How These Mechanisms Create an Economic Flywheel
The combination of reward rates and bond sales determines the supply inflation rate:
Increased supply → Price drops
Price drops → Lower premium
Lower premium → Price increases
Price increases → More bonds/selling
More bonds/selling → Higher APY (as price recovers to RFV multiples)
Higher APY → More demand/staking (3, 3)
More demand/staking → Price increases
This cycle creates a self-reinforcing mechanism, driving growth and stability within the RWA Ecosystem.
Why is this economic flywheel a virtuous cycle?
The fundamental question is:
a. How to break the cycle of capital flows in DeFi?
b. How to connect DeFi to the broader financial system?
c. How to clarify the source of economic value in DeFi?
Only by answering these questions can decentralized finance (DeFi) move beyond being a regressive art form and elevate to the status of legitimate economic productive activity.
The RWA Ecosystem's reserve asset treasury model, or "protocol-owned liquidity" model (DeFi 2.0), provides the first answer to these questions through the risk-free value or intrinsic value familiar in traditional finance, albeit in a different form in decentralized finance.
The fundamental value basis for creating the economic flywheel is internal coordination, which can be summarized as:
Because internal coordination (staking) offers significant returns;
Treasury assets (revenues) will grow significantly.
Then, price coordination (bonds) will yield significant returns;
This ensures that internal coordination will also yield significant returns.
This virtuous cycle relies on internal coordination as the foundation of economic productivity within a specific digital economy. A third element, beyond supply and demand—internal coordination (the generalization of demand)—allows the RWA Ecosystem to exercise policy leverage and control the composition of the treasury, in order to counteract the irrational reflexivity in market forces. This convinces investors that staking RWA will continue to be a profitable financial strategy. It is precisely this third element that paradoxically breaks the vicious cycle, laying the groundwork for a positive, market-beneficial cycle and substantial reflection (rather than irrational reflection).

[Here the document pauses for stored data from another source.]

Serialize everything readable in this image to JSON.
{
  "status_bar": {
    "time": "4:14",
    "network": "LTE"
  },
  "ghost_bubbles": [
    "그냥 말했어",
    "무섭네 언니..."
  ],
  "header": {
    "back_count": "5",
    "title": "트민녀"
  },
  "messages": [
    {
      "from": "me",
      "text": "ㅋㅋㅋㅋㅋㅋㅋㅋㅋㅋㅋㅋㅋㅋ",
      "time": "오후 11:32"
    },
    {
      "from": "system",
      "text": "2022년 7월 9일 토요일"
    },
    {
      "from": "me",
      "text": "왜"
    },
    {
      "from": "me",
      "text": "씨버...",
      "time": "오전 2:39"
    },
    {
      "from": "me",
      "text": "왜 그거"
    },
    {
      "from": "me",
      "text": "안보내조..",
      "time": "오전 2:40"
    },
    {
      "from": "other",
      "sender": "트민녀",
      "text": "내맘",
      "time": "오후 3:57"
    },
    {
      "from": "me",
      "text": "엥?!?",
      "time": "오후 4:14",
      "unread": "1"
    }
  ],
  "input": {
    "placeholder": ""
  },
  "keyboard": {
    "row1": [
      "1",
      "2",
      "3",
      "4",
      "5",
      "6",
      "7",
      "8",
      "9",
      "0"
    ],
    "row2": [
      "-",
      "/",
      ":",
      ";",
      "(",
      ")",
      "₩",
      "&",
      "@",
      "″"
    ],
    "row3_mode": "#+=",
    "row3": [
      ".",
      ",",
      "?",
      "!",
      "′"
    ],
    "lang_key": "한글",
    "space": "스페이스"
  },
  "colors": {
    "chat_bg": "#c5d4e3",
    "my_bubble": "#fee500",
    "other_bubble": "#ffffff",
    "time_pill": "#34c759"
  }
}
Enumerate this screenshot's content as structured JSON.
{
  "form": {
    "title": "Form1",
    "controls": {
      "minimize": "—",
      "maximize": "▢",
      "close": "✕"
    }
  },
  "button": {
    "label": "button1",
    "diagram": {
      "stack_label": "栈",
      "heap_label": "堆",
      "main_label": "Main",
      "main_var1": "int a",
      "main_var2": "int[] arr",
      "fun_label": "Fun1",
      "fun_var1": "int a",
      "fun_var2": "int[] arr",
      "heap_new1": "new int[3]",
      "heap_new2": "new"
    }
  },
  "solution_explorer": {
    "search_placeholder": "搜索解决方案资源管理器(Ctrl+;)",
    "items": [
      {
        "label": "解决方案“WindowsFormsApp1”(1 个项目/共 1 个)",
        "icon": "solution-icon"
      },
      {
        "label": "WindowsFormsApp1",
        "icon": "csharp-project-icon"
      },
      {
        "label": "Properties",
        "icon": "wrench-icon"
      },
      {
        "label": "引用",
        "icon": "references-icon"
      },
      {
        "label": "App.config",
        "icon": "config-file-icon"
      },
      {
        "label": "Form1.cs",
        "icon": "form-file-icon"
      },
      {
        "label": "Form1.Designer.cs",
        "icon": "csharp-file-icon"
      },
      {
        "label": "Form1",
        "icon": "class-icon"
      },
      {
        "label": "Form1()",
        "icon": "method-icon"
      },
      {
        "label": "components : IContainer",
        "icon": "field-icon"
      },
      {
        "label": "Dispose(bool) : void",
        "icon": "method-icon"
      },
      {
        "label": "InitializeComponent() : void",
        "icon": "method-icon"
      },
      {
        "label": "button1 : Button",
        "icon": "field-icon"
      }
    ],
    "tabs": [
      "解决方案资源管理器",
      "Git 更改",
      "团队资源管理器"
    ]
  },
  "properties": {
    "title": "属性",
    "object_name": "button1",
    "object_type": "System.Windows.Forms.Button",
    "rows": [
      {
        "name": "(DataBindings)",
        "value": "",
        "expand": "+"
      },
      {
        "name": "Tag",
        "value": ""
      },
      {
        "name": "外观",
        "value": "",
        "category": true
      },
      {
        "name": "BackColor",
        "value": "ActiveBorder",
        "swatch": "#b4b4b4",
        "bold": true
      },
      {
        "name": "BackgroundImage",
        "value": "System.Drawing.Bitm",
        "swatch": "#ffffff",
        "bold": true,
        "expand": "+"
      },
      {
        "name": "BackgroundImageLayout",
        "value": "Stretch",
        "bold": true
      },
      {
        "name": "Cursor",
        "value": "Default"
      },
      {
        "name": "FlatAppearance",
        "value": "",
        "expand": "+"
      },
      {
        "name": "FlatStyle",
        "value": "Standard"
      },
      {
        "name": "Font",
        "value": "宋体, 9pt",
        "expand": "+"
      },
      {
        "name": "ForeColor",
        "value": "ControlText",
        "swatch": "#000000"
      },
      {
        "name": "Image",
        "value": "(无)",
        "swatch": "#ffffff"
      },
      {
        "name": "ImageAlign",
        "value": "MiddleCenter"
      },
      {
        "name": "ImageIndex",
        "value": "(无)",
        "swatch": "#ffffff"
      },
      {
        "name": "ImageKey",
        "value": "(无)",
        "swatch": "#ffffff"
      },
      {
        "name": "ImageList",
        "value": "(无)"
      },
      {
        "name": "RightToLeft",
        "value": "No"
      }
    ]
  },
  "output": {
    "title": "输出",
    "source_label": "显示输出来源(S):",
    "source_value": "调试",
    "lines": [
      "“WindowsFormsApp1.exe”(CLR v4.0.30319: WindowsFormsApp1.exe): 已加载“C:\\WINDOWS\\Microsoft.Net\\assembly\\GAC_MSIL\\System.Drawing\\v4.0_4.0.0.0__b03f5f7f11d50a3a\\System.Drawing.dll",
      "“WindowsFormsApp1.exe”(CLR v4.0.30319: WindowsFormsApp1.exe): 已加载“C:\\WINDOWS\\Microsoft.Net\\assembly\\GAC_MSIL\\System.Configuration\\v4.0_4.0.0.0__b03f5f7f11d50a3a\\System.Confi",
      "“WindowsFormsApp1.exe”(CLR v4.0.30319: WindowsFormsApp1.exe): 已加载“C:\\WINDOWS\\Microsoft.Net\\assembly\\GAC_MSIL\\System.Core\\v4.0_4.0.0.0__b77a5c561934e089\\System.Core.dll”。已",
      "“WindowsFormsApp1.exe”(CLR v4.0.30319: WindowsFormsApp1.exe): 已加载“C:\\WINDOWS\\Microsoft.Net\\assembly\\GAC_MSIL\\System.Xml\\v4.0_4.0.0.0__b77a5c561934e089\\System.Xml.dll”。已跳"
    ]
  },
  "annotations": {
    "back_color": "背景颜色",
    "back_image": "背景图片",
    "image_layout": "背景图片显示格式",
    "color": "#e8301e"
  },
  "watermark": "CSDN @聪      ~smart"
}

Through internal coordination, the RWA Ecosystem is empowered to self-regulate and autonomously control market conditions for itself and the broader ecosystem of interdependent, interoperable protocols.
In order to fully theorize economic productivity within the digital economy, we need a clear description and explanation of what internal coordination (3, 3) truly means, just as we need a solid understanding of economic productivity. And it must also effectively explain why it is more important than price coordination (1, 1).
The RWA Ecosystem protocol is created through internal coordination or entrepreneurial creation. It is an innovation of the algorithmic non-stablecoin model. The algorithmic non-stablecoin model essentially involves a basket of reserve assets that is over-collateralized, and by consistently correcting the market when the value is above or below its pegged price, it ensures that the stablecoin will maintain its peg to the dollar. The innovation of the RWA Ecosystem in this model lies in creating not a stable currency, but a reserve asset with a floating price, supported by the risk-free treasury asset value, rather than being pegged to the dollar. Therefore, the price of RWA can be higher than the risk-free value of its treasury-supported assets. This premium over the risk-free value can be considered as a way to measure economic productivity in the digital economy.